Ein halbes Jahr brauchte der neue CEO Jay Bhatt bei Progress, um das breite Geschäftsportfolio gründlich zu analysieren. Dann war klar: Das Unternehmen wird neu strukturiert und erhält einen klaren Fokus auf sein ursprüngliches Produkt OpenEdge – aber als Platform as a Service in der Cloud.

Progress baut Entwicklungsplattform OpenEdge zu einem Application-Platform-as-a-Service (aPaaS) aus.
Progress baut Entwicklungsplattform OpenEdge zu einem Application-Platform-as-a-Service (aPaaS) aus.

Jahre lang hatte Progress neben seiner 4GL-Entwicklungsplattform immer wieder durch Übernahmen von Softwareanbietern neue Geschäftsfelder aufgetan – so im Bereich BPM, der Ereignisverarbeitung oder der Integrations-Middleware.
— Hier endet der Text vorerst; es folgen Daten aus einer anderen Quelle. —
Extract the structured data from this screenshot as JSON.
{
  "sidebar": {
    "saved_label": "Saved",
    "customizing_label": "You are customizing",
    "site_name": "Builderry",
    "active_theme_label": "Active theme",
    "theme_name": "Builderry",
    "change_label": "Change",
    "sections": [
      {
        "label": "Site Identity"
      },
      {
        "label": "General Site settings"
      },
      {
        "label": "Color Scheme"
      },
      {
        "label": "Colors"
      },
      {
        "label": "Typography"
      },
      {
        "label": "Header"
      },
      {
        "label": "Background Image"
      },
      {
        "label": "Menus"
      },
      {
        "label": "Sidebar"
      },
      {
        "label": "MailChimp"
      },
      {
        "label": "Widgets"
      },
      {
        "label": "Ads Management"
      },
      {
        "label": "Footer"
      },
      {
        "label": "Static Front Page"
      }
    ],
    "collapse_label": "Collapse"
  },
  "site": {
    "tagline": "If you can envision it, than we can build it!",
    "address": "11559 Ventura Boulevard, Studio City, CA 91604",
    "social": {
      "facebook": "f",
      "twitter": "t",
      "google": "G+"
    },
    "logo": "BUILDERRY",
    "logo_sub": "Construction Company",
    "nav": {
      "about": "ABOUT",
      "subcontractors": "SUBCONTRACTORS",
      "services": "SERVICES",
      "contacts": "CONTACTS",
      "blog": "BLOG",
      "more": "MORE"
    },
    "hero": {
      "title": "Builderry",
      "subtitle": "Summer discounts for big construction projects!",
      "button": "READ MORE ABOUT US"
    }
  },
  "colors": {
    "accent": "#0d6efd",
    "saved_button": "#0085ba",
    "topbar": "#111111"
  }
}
Diese Strategie der Vielfalt ging bis zum letzten Jahr auf, als der Umsatz der verschiedenen Geschäftseinheiten einbrach. Als Folge gab es einen Führungswechsel im Dezember, und nach einer gründlichen Überprüfung der einzelnen Geschäftsschwerpunkte unter der Leitung von Jay Bhatt, dem neuen CEO, stellt sich Progress nun neu auf.

Kernkompetenz

Das Unternehmen will sich künftig wieder auf seine Kernkompetenz konzentrieren, nämlich auf die Entwicklungsplattform OpenEdge und will diese bis zum Jahr 2015 zu einem Application-Platform-as-a-Service (aPaaS) aus- und umbauen. Auf der anderen Seite aber werden zehn Produktlinien abgegeben.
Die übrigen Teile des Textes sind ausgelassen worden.